Just as the sailors thrown overboard are handed swimming suits, fins, snorkel masks, and oxygen tubes hoping that the articles will see them through the treacherous high seas, employers promise the retrenchment will be painless.
Meanwhile, employers, through their umbrella body the Federation of Kenya Employers (FKE), want the Government to acknowledge that there is a storm and expeditiously move to action.
Felix Otiato, FKE communication manager says there is need for an environment that will guarantee businesses efficient production of goods and services, one which will ensure employers remain in the country while also ensuring that workers are able to produce more by working hard. “On one hand, the Government is doing a good job like increasing the tax band, trying to address the plight of workers without necessarily increasing wages. But on the other hand we must really look at why companies are closing shops and laying off workers,” says Otiato who adds in the last six months there have been 16 strikes.
The Government should start working on modalities of ensuring that there are not only new ships to salvage the lost sailors, but such a disaster does not recur. It is not enough to reduce taxes, make it easier to access electricity or start a business; there is also need to fight graft.

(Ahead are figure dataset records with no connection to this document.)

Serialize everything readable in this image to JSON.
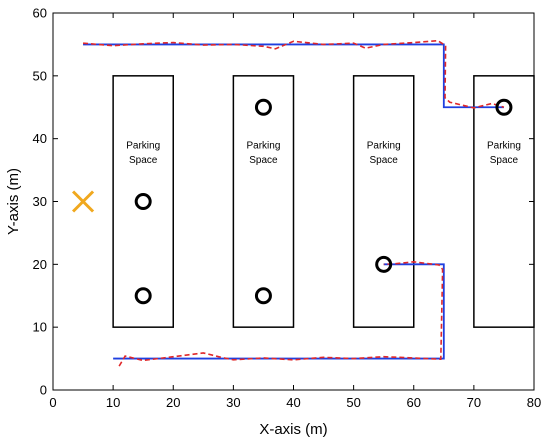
{
  "chart_data": {
    "type": "line",
    "title": "",
    "xlabel": "X-axis (m)",
    "ylabel": "Y-axis (m)",
    "xlim": [
      0,
      80
    ],
    "ylim": [
      0,
      60
    ],
    "xticks": [
      "0",
      "10",
      "20",
      "30",
      "40",
      "50",
      "60",
      "70",
      "80"
    ],
    "yticks": [
      "0",
      "10",
      "20",
      "30",
      "40",
      "50",
      "60"
    ],
    "grid": false,
    "legend": "none",
    "parking_spaces": [
      {
        "x0": 10,
        "x1": 20,
        "y0": 10,
        "y1": 50,
        "label_line1": "Parking",
        "label_line2": "Space"
      },
      {
        "x0": 30,
        "x1": 40,
        "y0": 10,
        "y1": 50,
        "label_line1": "Parking",
        "label_line2": "Space"
      },
      {
        "x0": 50,
        "x1": 60,
        "y0": 10,
        "y1": 50,
        "label_line1": "Parking",
        "label_line2": "Space"
      },
      {
        "x0": 70,
        "x1": 80,
        "y0": 10,
        "y1": 50,
        "label_line1": "Parking",
        "label_line2": "Space"
      }
    ],
    "circles": [
      {
        "x": 15,
        "y": 30
      },
      {
        "x": 15,
        "y": 15
      },
      {
        "x": 35,
        "y": 45
      },
      {
        "x": 35,
        "y": 15
      },
      {
        "x": 55,
        "y": 20
      },
      {
        "x": 75,
        "y": 45
      }
    ],
    "cross": {
      "x": 5,
      "y": 30,
      "color": "#F0A81E"
    },
    "series": [
      {
        "style": "solid",
        "color": "#1F3FE0",
        "paths": [
          [
            [
              5,
              55
            ],
            [
              65,
              55
            ],
            [
              65,
              45
            ],
            [
              75,
              45
            ]
          ],
          [
            [
              10,
              5
            ],
            [
              65,
              5
            ],
            [
              65,
              20
            ],
            [
              55,
              20
            ]
          ]
        ]
      },
      {
        "style": "dashed",
        "color": "#E0282A",
        "paths": [
          [
            [
              5,
              55.2
            ],
            [
              10,
              54.8
            ],
            [
              15,
              55.1
            ],
            [
              20,
              55.3
            ],
            [
              25,
              54.9
            ],
            [
              30,
              55.0
            ],
            [
              35,
              54.7
            ],
            [
              37,
              54.3
            ],
            [
              40,
              55.5
            ],
            [
              45,
              55.0
            ],
            [
              50,
              55.2
            ],
            [
              52,
              54.4
            ],
            [
              55,
              55.0
            ],
            [
              60,
              55.3
            ],
            [
              64,
              55.6
            ],
            [
              65.3,
              54.8
            ],
            [
              65.2,
              46.5
            ],
            [
              66,
              45.8
            ],
            [
              70,
              44.9
            ],
            [
              73,
              45.6
            ],
            [
              75,
              45.0
            ]
          ],
          [
            [
              11,
              3.8
            ],
            [
              12,
              5.4
            ],
            [
              15,
              4.7
            ],
            [
              20,
              5.3
            ],
            [
              25,
              5.9
            ],
            [
              28,
              5.2
            ],
            [
              30,
              4.8
            ],
            [
              35,
              5.1
            ],
            [
              40,
              4.8
            ],
            [
              45,
              5.2
            ],
            [
              50,
              5.0
            ],
            [
              55,
              5.3
            ],
            [
              60,
              5.1
            ],
            [
              64.5,
              4.9
            ],
            [
              64.8,
              19.2
            ],
            [
              64.2,
              19.9
            ],
            [
              60,
              20.4
            ],
            [
              57,
              20.1
            ],
            [
              55,
              20
            ]
          ]
        ]
      }
    ]
  }
}
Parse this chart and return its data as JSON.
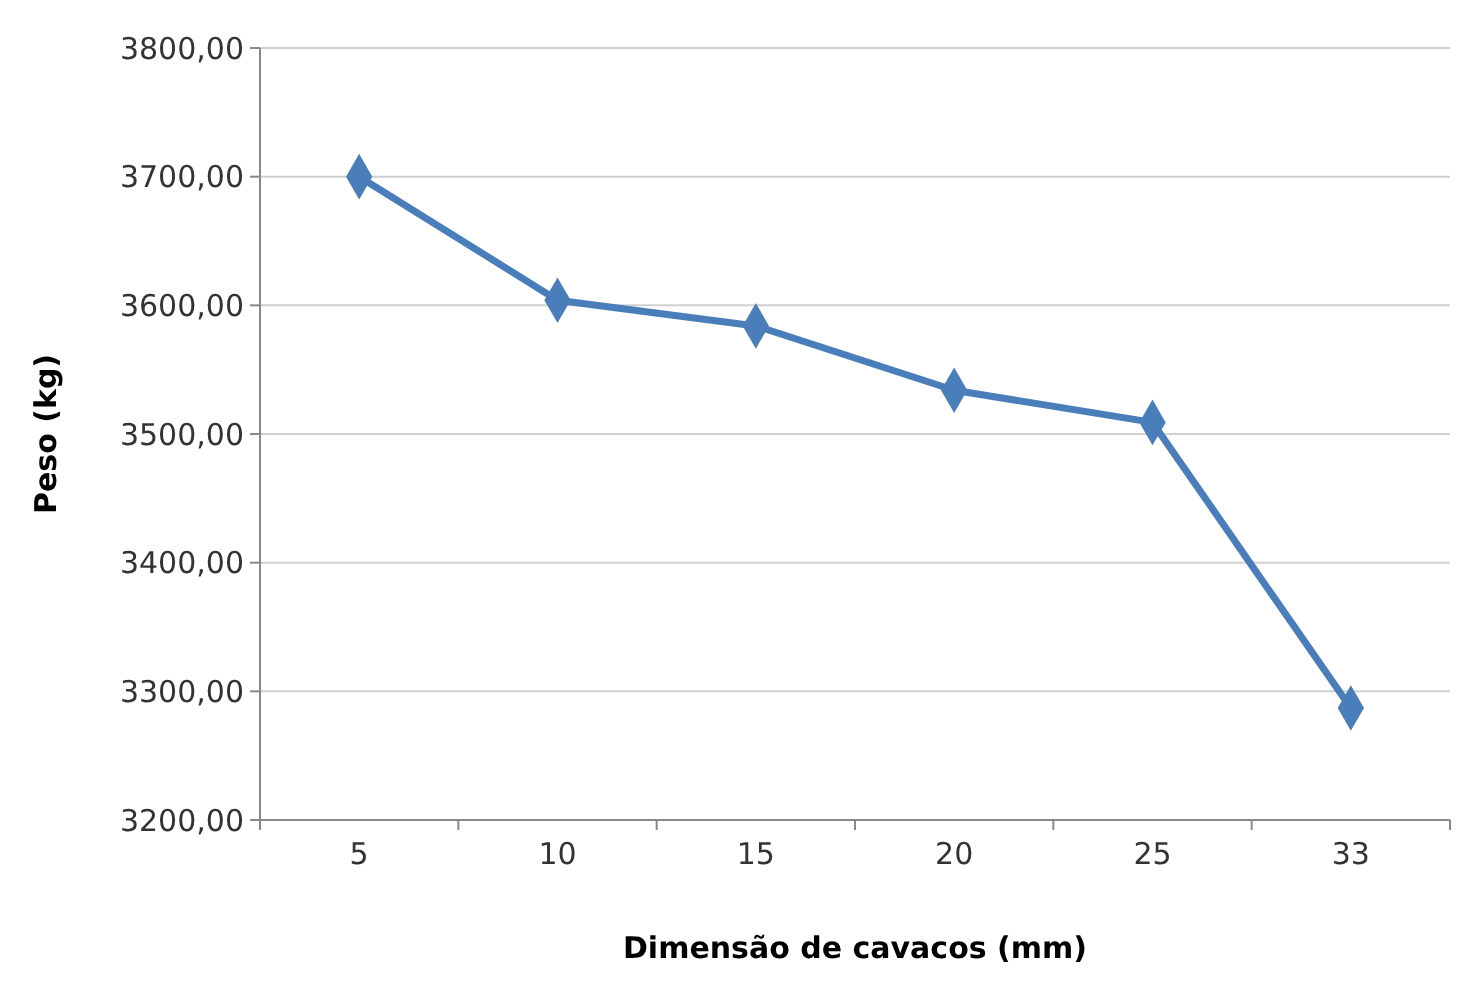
{
  "chart_data": {
    "type": "line",
    "xlabel": "Dimensão de cavacos (mm)",
    "ylabel": "Peso (kg)",
    "categories": [
      "5",
      "10",
      "15",
      "20",
      "25",
      "33"
    ],
    "series": [
      {
        "color": "#4a7ebb",
        "values": [
          3700,
          3604,
          3584,
          3534,
          3509,
          3287
        ]
      }
    ],
    "ylim": [
      3200,
      3800
    ],
    "yticks": [
      {
        "value": 3200,
        "label": "3200,00"
      },
      {
        "value": 3300,
        "label": "3300,00"
      },
      {
        "value": 3400,
        "label": "3400,00"
      },
      {
        "value": 3500,
        "label": "3500,00"
      },
      {
        "value": 3600,
        "label": "3600,00"
      },
      {
        "value": 3700,
        "label": "3700,00"
      },
      {
        "value": 3800,
        "label": "3800,00"
      }
    ],
    "grid": "y",
    "marker": "diamond",
    "line_style": "solid"
  }
}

A good number of these lost sailors might want to try their hand on their own ships, or start their own businesses. But it will not be a smooth-sail either. On average, more than 400,000 micro, small and medium-sized enterprises (MSMEs) die annually due to high cost of operation, according to KNBS. The Government also needs to also enhance entrepreneurship.
Something has to be done. If nothing is done, hundreds of thousands of these lost seafarers will just drown to death.